In a week of hard knocks and jolting tragedy we are left to ponder the localized implications of a sexting scandal allegedly perpetrated by a California highway patrolman. That it follows days after a brother officer was arrested in Vacaville for possessing child pornography has been doubly hard to process.
Law enforcement is a unique culture. Steeped in tradition and pride of service the men and women who take up the profession abide by a lofty code, and are held to a higher standard by the rest of us. That they often prove human is unsettling, especially when they fall and appear to fail the people they are sworn to protect.
I’ll say at the outset that I’ve always liked police officers, count several as friends. The cop/reporter relationship is fraught with many inherent conflicts, trust among them, and while I was always ready to hoist a pint with the dog shift and listen to them decompress about a day spent wrangling power drinkers, air talkers and genuine bad boys with guns – I was always careful to let them know that I didn’t want to end up writing about how their handprints were found on the dusty roof of their cruiser after a hooker accused them of accepting backseat BJ’s in an alley while on duty.
Unfortunately, this has happened. An officer who shared one of the most vivid nights of my youthful life was later busted for knocking over One Hour photo marts. Another inexplicably drew his weapon in the investigator’s squad bay at the Hall of Justice and fired a grazing shot into his head. I had to write about it. It was hard.
But our roles are clearly defined and the expectations in place and while we may have questions about a person who keeps revealing or even lewd pictures of herself on her cellie, it is equally clear that an officer should not take steps to secure her password info and access those photos. This, apparently, has happened. Writing about it is hard. But then we are left to deal with the awful erosion of trust that develops when someone we entrust to uphold the law breaks it. Or several of them. And all those years of tradition, of badges passed father to son, of regimented lines of men and women and crisp salutes fall away and we are left with something less. Humans after all.
Contrived traffic stops. Off-duty drug sales. A baseball bat assault. Not to mention the usual “cop diseases” of alcoholism and marital stresses which I, at least, attribute to constant exposure to a world where truth is hard to come by and trust in anyone not wearing the uniform rare.

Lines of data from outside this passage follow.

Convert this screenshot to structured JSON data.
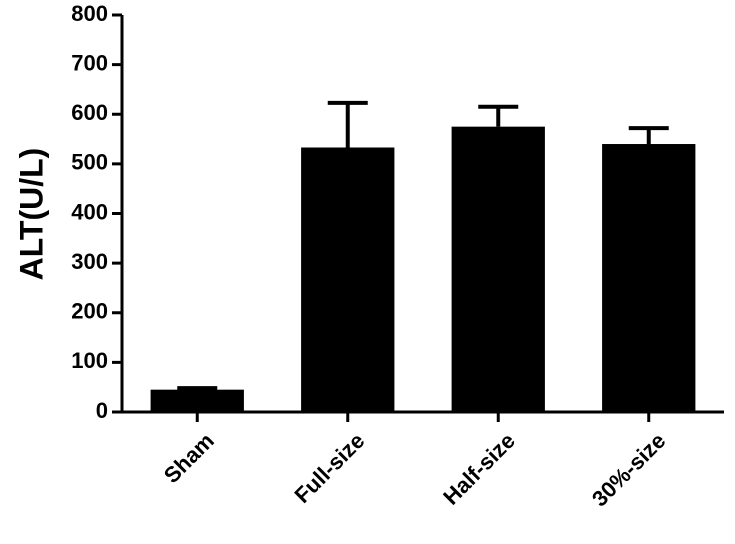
{
  "chart_data": {
    "type": "bar",
    "y_label": "ALT(U/L)",
    "categories": [
      "Sham",
      "Full-size",
      "Half-size",
      "30%-size"
    ],
    "values": [
      45,
      533,
      575,
      540
    ],
    "errors": [
      3,
      90,
      40,
      32
    ],
    "color": "#000000",
    "ylim": [
      0,
      800
    ],
    "yticks": [
      0,
      100,
      200,
      300,
      400,
      500,
      600,
      700,
      800
    ],
    "grid": false
  }
}
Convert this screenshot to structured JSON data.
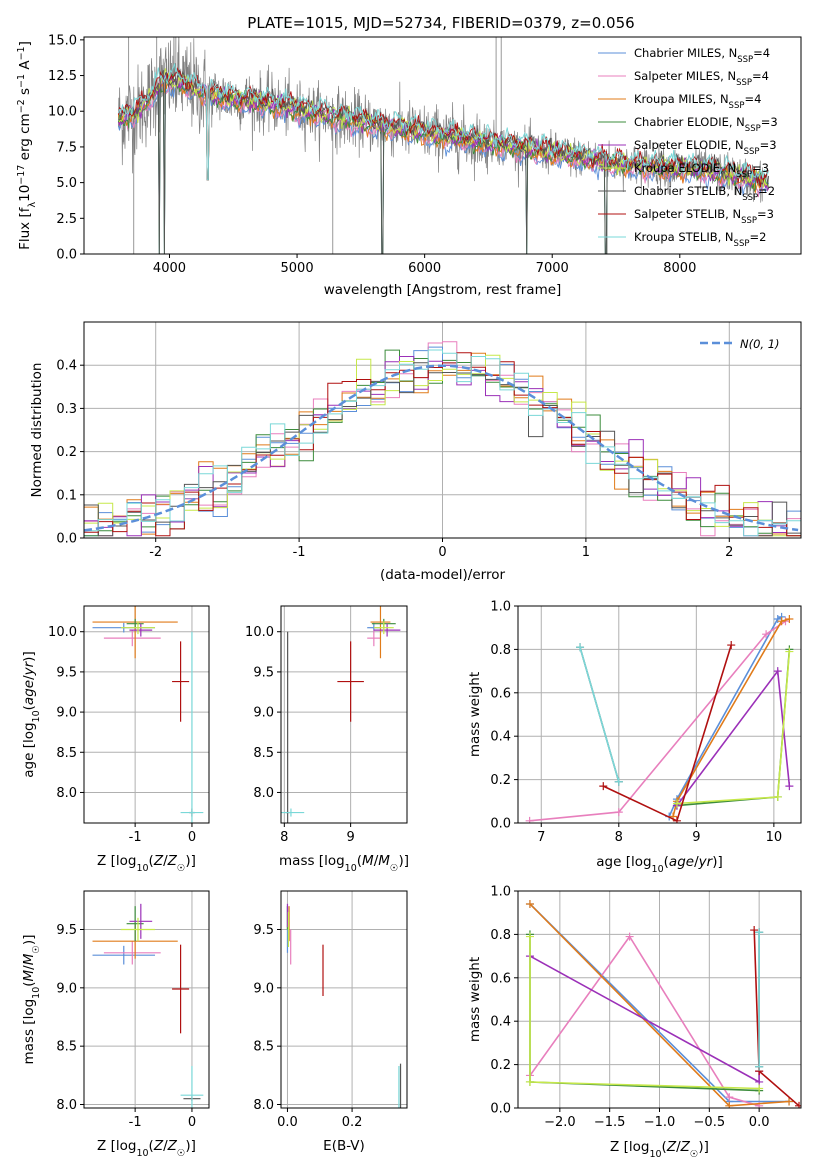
{
  "figure_title": "PLATE=1015, MJD=52734, FIBERID=0379, z=0.056",
  "colors": {
    "chabrier_miles": "#5b8fd9",
    "salpeter_miles": "#e87fbd",
    "kroupa_miles": "#e07b1a",
    "chabrier_elodie": "#3c8c3c",
    "salpeter_elodie": "#9b30b8",
    "kroupa_elodie": "#c6e84a",
    "chabrier_stelib": "#555555",
    "salpeter_stelib": "#b01010",
    "kroupa_stelib": "#7ad8d8",
    "data": "#7f7f7f",
    "normal": "#5b8fd9",
    "grid": "#b0b0b0"
  },
  "chart_data": [
    {
      "id": "spectrum",
      "type": "line",
      "xlabel": "wavelength [Angstrom, rest frame]",
      "ylabel": "Flux [f_λ 10^-17 erg cm^-2 s^-1 A^-1]",
      "xlim": [
        3330,
        8950
      ],
      "ylim": [
        0,
        15.2
      ],
      "xticks": [
        4000,
        5000,
        6000,
        7000,
        8000
      ],
      "yticks": [
        0.0,
        2.5,
        5.0,
        7.5,
        10.0,
        12.5,
        15.0
      ],
      "grid": false,
      "legend_position": "top-right",
      "legend": [
        {
          "main": "Chabrier MILES, N",
          "sub": "SSP",
          "tail": "=4",
          "color_key": "chabrier_miles"
        },
        {
          "main": "Salpeter MILES, N",
          "sub": "SSP",
          "tail": "=4",
          "color_key": "salpeter_miles"
        },
        {
          "main": "Kroupa MILES, N",
          "sub": "SSP",
          "tail": "=4",
          "color_key": "kroupa_miles"
        },
        {
          "main": "Chabrier ELODIE, N",
          "sub": "SSP",
          "tail": "=3",
          "color_key": "chabrier_elodie"
        },
        {
          "main": "Salpeter ELODIE, N",
          "sub": "SSP",
          "tail": "=3",
          "color_key": "salpeter_elodie"
        },
        {
          "main": "Kroupa ELODIE, N",
          "sub": "SSP",
          "tail": "=3",
          "color_key": "kroupa_elodie"
        },
        {
          "main": "Chabrier STELIB, N",
          "sub": "SSP",
          "tail": "=2",
          "color_key": "chabrier_stelib"
        },
        {
          "main": "Salpeter STELIB, N",
          "sub": "SSP",
          "tail": "=3",
          "color_key": "salpeter_stelib"
        },
        {
          "main": "Kroupa STELIB, N",
          "sub": "SSP",
          "tail": "=2",
          "color_key": "kroupa_stelib"
        }
      ],
      "continuum": [
        [
          3600,
          9.4
        ],
        [
          3750,
          10.0
        ],
        [
          3850,
          11.0
        ],
        [
          3950,
          12.2
        ],
        [
          4100,
          12.0
        ],
        [
          4300,
          11.2
        ],
        [
          4500,
          10.9
        ],
        [
          4800,
          10.5
        ],
        [
          5200,
          9.8
        ],
        [
          5600,
          9.1
        ],
        [
          6000,
          8.5
        ],
        [
          6500,
          7.8
        ],
        [
          7000,
          7.1
        ],
        [
          7400,
          6.5
        ],
        [
          7800,
          6.1
        ],
        [
          8200,
          5.9
        ],
        [
          8700,
          5.0
        ]
      ],
      "data_x_range": [
        3600,
        8650
      ],
      "model_x_range": [
        3600,
        8700
      ],
      "data_spikes": [
        [
          3680,
          15.2
        ],
        [
          3720,
          0.0
        ],
        [
          3900,
          15.2
        ],
        [
          4050,
          15.2
        ],
        [
          5280,
          0.0
        ],
        [
          6560,
          15.2
        ],
        [
          6600,
          15.2
        ],
        [
          7430,
          0.0
        ]
      ],
      "model_dips": [
        [
          3920,
          0.0
        ],
        [
          3960,
          0.0
        ],
        [
          4300,
          5.2
        ],
        [
          5670,
          0.0
        ],
        [
          6800,
          0.0
        ],
        [
          7420,
          0.0
        ]
      ]
    },
    {
      "id": "residual-histogram",
      "type": "line",
      "xlabel": "(data-model)/error",
      "ylabel": "Normed distribution",
      "xlim": [
        -2.5,
        2.5
      ],
      "ylim": [
        0,
        0.5
      ],
      "xticks": [
        -2,
        -1,
        0,
        1,
        2
      ],
      "yticks": [
        0.0,
        0.1,
        0.2,
        0.3,
        0.4
      ],
      "grid": true,
      "legend_position": "top-right",
      "normal_label": "N(0, 1)",
      "normal": {
        "mean": 0,
        "sigma": 1
      },
      "bin_width": 0.1,
      "histogram_note": "nine step histograms that scatter around the N(0,1) curve"
    },
    {
      "id": "age-vs-Z",
      "type": "scatter",
      "xlabel": "Z [log10(Z/Z☉)]",
      "ylabel": "age [log10(age/yr)]",
      "xlim": [
        -1.9,
        0.3
      ],
      "ylim": [
        7.62,
        10.32
      ],
      "xticks": [
        -1,
        0
      ],
      "yticks": [
        8.0,
        8.5,
        9.0,
        9.5,
        10.0
      ],
      "grid": true,
      "points": [
        {
          "key": "chabrier_miles",
          "x": -1.2,
          "y": 10.05,
          "xerr": 0.55,
          "yerr": 0.06
        },
        {
          "key": "salpeter_miles",
          "x": -1.05,
          "y": 9.92,
          "xerr": 0.5,
          "yerr": 0.1
        },
        {
          "key": "kroupa_miles",
          "x": -1.0,
          "y": 10.12,
          "xerr": 0.75,
          "yerr": 0.45
        },
        {
          "key": "chabrier_elodie",
          "x": -1.0,
          "y": 10.1,
          "xerr": 0.15,
          "yerr": 0.06
        },
        {
          "key": "salpeter_elodie",
          "x": -0.9,
          "y": 10.02,
          "xerr": 0.2,
          "yerr": 0.08
        },
        {
          "key": "kroupa_elodie",
          "x": -0.95,
          "y": 10.05,
          "xerr": 0.3,
          "yerr": 0.08
        },
        {
          "key": "chabrier_stelib",
          "x": 0.0,
          "y": 7.75,
          "xerr": 0.05,
          "yerr": 0.05
        },
        {
          "key": "salpeter_stelib",
          "x": -0.2,
          "y": 9.38,
          "xerr": 0.15,
          "yerr": 0.5
        },
        {
          "key": "kroupa_stelib",
          "x": 0.0,
          "y": 7.75,
          "xerr": 0.2,
          "yerr": 2.25
        }
      ]
    },
    {
      "id": "age-vs-mass",
      "type": "scatter",
      "xlabel": "mass [log10(M/M☉)]",
      "ylabel": "",
      "xlim": [
        7.95,
        9.85
      ],
      "ylim": [
        7.62,
        10.32
      ],
      "xticks": [
        8,
        9
      ],
      "yticks": [
        8.0,
        8.5,
        9.0,
        9.5,
        10.0
      ],
      "grid": true,
      "points": [
        {
          "key": "chabrier_miles",
          "x": 9.35,
          "y": 10.05,
          "xerr": 0.1,
          "yerr": 0.06
        },
        {
          "key": "salpeter_miles",
          "x": 9.35,
          "y": 9.92,
          "xerr": 0.1,
          "yerr": 0.1
        },
        {
          "key": "kroupa_miles",
          "x": 9.45,
          "y": 10.12,
          "xerr": 0.15,
          "yerr": 0.45
        },
        {
          "key": "chabrier_elodie",
          "x": 9.5,
          "y": 10.1,
          "xerr": 0.18,
          "yerr": 0.06
        },
        {
          "key": "salpeter_elodie",
          "x": 9.55,
          "y": 10.02,
          "xerr": 0.2,
          "yerr": 0.08
        },
        {
          "key": "kroupa_elodie",
          "x": 9.5,
          "y": 10.05,
          "xerr": 0.15,
          "yerr": 0.08
        },
        {
          "key": "chabrier_stelib",
          "x": 8.05,
          "y": 7.75,
          "xerr": 0.03,
          "yerr": 2.25
        },
        {
          "key": "salpeter_stelib",
          "x": 9.0,
          "y": 9.38,
          "xerr": 0.2,
          "yerr": 0.5
        },
        {
          "key": "kroupa_stelib",
          "x": 8.1,
          "y": 7.75,
          "xerr": 0.2,
          "yerr": 0.05
        }
      ]
    },
    {
      "id": "mass-weight-vs-age",
      "type": "line",
      "xlabel": "age [log10(age/yr)]",
      "ylabel": "mass weight",
      "xlim": [
        6.7,
        10.35
      ],
      "ylim": [
        0,
        1.0
      ],
      "xticks": [
        7,
        8,
        9,
        10
      ],
      "yticks": [
        0.0,
        0.2,
        0.4,
        0.6,
        0.8,
        1.0
      ],
      "grid": true,
      "series": [
        {
          "key": "chabrier_miles",
          "x": [
            8.65,
            8.75,
            10.05,
            10.1
          ],
          "y": [
            0.03,
            0.11,
            0.94,
            0.95
          ]
        },
        {
          "key": "salpeter_miles",
          "x": [
            6.85,
            8.0,
            9.9,
            10.15
          ],
          "y": [
            0.01,
            0.05,
            0.87,
            0.93
          ]
        },
        {
          "key": "kroupa_miles",
          "x": [
            8.7,
            8.75,
            10.1,
            10.2
          ],
          "y": [
            0.03,
            0.1,
            0.93,
            0.94
          ]
        },
        {
          "key": "chabrier_elodie",
          "x": [
            8.75,
            10.05,
            10.2
          ],
          "y": [
            0.08,
            0.12,
            0.8
          ]
        },
        {
          "key": "salpeter_elodie",
          "x": [
            8.75,
            10.05,
            10.2
          ],
          "y": [
            0.08,
            0.7,
            0.17
          ]
        },
        {
          "key": "kroupa_elodie",
          "x": [
            8.75,
            10.05,
            10.2
          ],
          "y": [
            0.09,
            0.12,
            0.79
          ]
        },
        {
          "key": "chabrier_stelib",
          "x": [
            7.5,
            8.0
          ],
          "y": [
            0.81,
            0.19
          ]
        },
        {
          "key": "salpeter_stelib",
          "x": [
            7.8,
            8.75,
            9.45
          ],
          "y": [
            0.17,
            0.01,
            0.82
          ]
        },
        {
          "key": "kroupa_stelib",
          "x": [
            7.5,
            8.0
          ],
          "y": [
            0.81,
            0.19
          ]
        }
      ]
    },
    {
      "id": "mass-vs-Z",
      "type": "scatter",
      "xlabel": "Z [log10(Z/Z☉)]",
      "ylabel": "mass [log10(M/M☉)]",
      "xlim": [
        -1.9,
        0.3
      ],
      "ylim": [
        7.97,
        9.83
      ],
      "xticks": [
        -1,
        0
      ],
      "yticks": [
        8.0,
        8.5,
        9.0,
        9.5
      ],
      "grid": true,
      "points": [
        {
          "key": "chabrier_miles",
          "x": -1.2,
          "y": 9.28,
          "xerr": 0.55,
          "yerr": 0.08
        },
        {
          "key": "salpeter_miles",
          "x": -1.05,
          "y": 9.3,
          "xerr": 0.5,
          "yerr": 0.1
        },
        {
          "key": "kroupa_miles",
          "x": -1.0,
          "y": 9.4,
          "xerr": 0.75,
          "yerr": 0.15
        },
        {
          "key": "chabrier_elodie",
          "x": -1.0,
          "y": 9.55,
          "xerr": 0.15,
          "yerr": 0.15
        },
        {
          "key": "salpeter_elodie",
          "x": -0.9,
          "y": 9.57,
          "xerr": 0.2,
          "yerr": 0.15
        },
        {
          "key": "kroupa_elodie",
          "x": -0.95,
          "y": 9.5,
          "xerr": 0.3,
          "yerr": 0.1
        },
        {
          "key": "chabrier_stelib",
          "x": 0.0,
          "y": 8.05,
          "xerr": 0.15,
          "yerr": 0.02
        },
        {
          "key": "salpeter_stelib",
          "x": -0.2,
          "y": 8.99,
          "xerr": 0.15,
          "yerr": 0.38
        },
        {
          "key": "kroupa_stelib",
          "x": 0.0,
          "y": 8.08,
          "xerr": 0.2,
          "yerr": 0.25
        }
      ]
    },
    {
      "id": "mass-vs-EBV",
      "type": "scatter",
      "xlabel": "E(B-V)",
      "ylabel": "",
      "xlim": [
        -0.02,
        0.37
      ],
      "ylim": [
        7.97,
        9.83
      ],
      "xticks": [
        0.0,
        0.2
      ],
      "yticks": [
        8.0,
        8.5,
        9.0,
        9.5
      ],
      "grid": true,
      "points": [
        {
          "key": "chabrier_miles",
          "x": 0.0,
          "y": 9.5,
          "xerr": 0.0,
          "yerr": 0.2
        },
        {
          "key": "salpeter_miles",
          "x": 0.01,
          "y": 9.35,
          "xerr": 0.0,
          "yerr": 0.15
        },
        {
          "key": "kroupa_miles",
          "x": 0.005,
          "y": 9.55,
          "xerr": 0.0,
          "yerr": 0.15
        },
        {
          "key": "chabrier_elodie",
          "x": 0.0,
          "y": 9.6,
          "xerr": 0.0,
          "yerr": 0.1
        },
        {
          "key": "salpeter_elodie",
          "x": 0.0,
          "y": 9.62,
          "xerr": 0.0,
          "yerr": 0.1
        },
        {
          "key": "kroupa_elodie",
          "x": 0.003,
          "y": 9.5,
          "xerr": 0.0,
          "yerr": 0.15
        },
        {
          "key": "chabrier_stelib",
          "x": 0.35,
          "y": 8.05,
          "xerr": 0.0,
          "yerr": 0.3
        },
        {
          "key": "salpeter_stelib",
          "x": 0.11,
          "y": 9.15,
          "xerr": 0.0,
          "yerr": 0.22
        },
        {
          "key": "kroupa_stelib",
          "x": 0.345,
          "y": 8.08,
          "xerr": 0.0,
          "yerr": 0.25
        }
      ]
    },
    {
      "id": "mass-weight-vs-Z",
      "type": "line",
      "xlabel": "Z [log10(Z/Z☉)]",
      "ylabel": "mass weight",
      "xlim": [
        -2.42,
        0.42
      ],
      "ylim": [
        0,
        1.0
      ],
      "xticks": [
        -2.0,
        -1.5,
        -1.0,
        -0.5,
        0.0
      ],
      "yticks": [
        0.0,
        0.2,
        0.4,
        0.6,
        0.8,
        1.0
      ],
      "grid": true,
      "series": [
        {
          "key": "chabrier_miles",
          "x": [
            -2.3,
            -0.3,
            0.3
          ],
          "y": [
            0.94,
            0.03,
            0.03
          ]
        },
        {
          "key": "salpeter_miles",
          "x": [
            -2.3,
            -1.3,
            -0.3,
            0.0
          ],
          "y": [
            0.15,
            0.79,
            0.05,
            0.01
          ]
        },
        {
          "key": "kroupa_miles",
          "x": [
            -2.3,
            -0.3,
            0.3
          ],
          "y": [
            0.94,
            0.01,
            0.03
          ]
        },
        {
          "key": "chabrier_elodie",
          "x": [
            -2.3,
            -2.3,
            0.0
          ],
          "y": [
            0.8,
            0.12,
            0.08
          ]
        },
        {
          "key": "salpeter_elodie",
          "x": [
            -2.3,
            0.0,
            0.0
          ],
          "y": [
            0.7,
            0.12,
            0.17
          ]
        },
        {
          "key": "kroupa_elodie",
          "x": [
            -2.3,
            -2.3,
            0.0
          ],
          "y": [
            0.79,
            0.12,
            0.09
          ]
        },
        {
          "key": "chabrier_stelib",
          "x": [
            0.0,
            0.0
          ],
          "y": [
            0.81,
            0.19
          ]
        },
        {
          "key": "salpeter_stelib",
          "x": [
            -0.05,
            0.0,
            0.4
          ],
          "y": [
            0.82,
            0.17,
            0.01
          ]
        },
        {
          "key": "kroupa_stelib",
          "x": [
            0.0,
            0.0
          ],
          "y": [
            0.81,
            0.19
          ]
        }
      ]
    }
  ]
}
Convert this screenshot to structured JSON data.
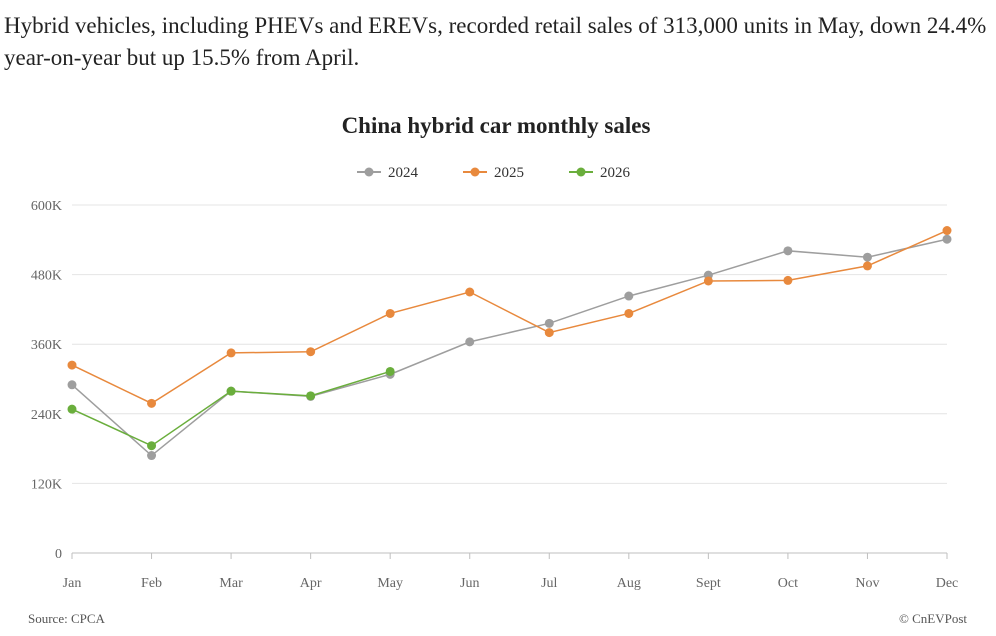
{
  "intro_text": "Hybrid vehicles, including PHEVs and EREVs, recorded retail sales of 313,000 units in May, down 24.4% year-on-year but up 15.5% from April.",
  "chart_data": {
    "type": "line",
    "title": "China hybrid car monthly sales",
    "categories": [
      "Jan",
      "Feb",
      "Mar",
      "Apr",
      "May",
      "Jun",
      "Jul",
      "Aug",
      "Sept",
      "Oct",
      "Nov",
      "Dec"
    ],
    "ylim": [
      0,
      600000
    ],
    "yticks": [
      {
        "value": 0,
        "label": "0"
      },
      {
        "value": 120000,
        "label": "120K"
      },
      {
        "value": 240000,
        "label": "240K"
      },
      {
        "value": 360000,
        "label": "360K"
      },
      {
        "value": 480000,
        "label": "480K"
      },
      {
        "value": 600000,
        "label": "600K"
      }
    ],
    "grid": true,
    "legend_position": "top-center",
    "series": [
      {
        "name": "2024",
        "color": "#9e9e9e",
        "values": [
          290000,
          168000,
          279000,
          270000,
          308000,
          364000,
          396000,
          443000,
          479000,
          521000,
          510000,
          541000
        ]
      },
      {
        "name": "2025",
        "color": "#e8893d",
        "values": [
          324000,
          258000,
          345000,
          347000,
          413000,
          450000,
          380000,
          413000,
          469000,
          470000,
          495000,
          556000
        ]
      },
      {
        "name": "2026",
        "color": "#6aae3c",
        "values": [
          248000,
          185000,
          279000,
          271000,
          313000,
          null,
          null,
          null,
          null,
          null,
          null,
          null
        ]
      }
    ]
  },
  "footer": {
    "source": "Source: CPCA",
    "credit": "© CnEVPost"
  }
}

We ask a lot of these people and they fall sometimes. As humans we should probably expect it to happen more often. It doesn’t lessen the impact when it does occur, and we are left feeling diminished when it does. At least that’s the way I’m feeling today.
EDITORIAL NOTE: This piece was written prior to today’s shooting of three Sacramento area sheriff’s deputies, with two ultimately dying of their wounds. This piece will stand, but we are aware of this unconscionable act to our north and its impact on the deputies’ families. The founders of this site wish to express their concolences to them at this time.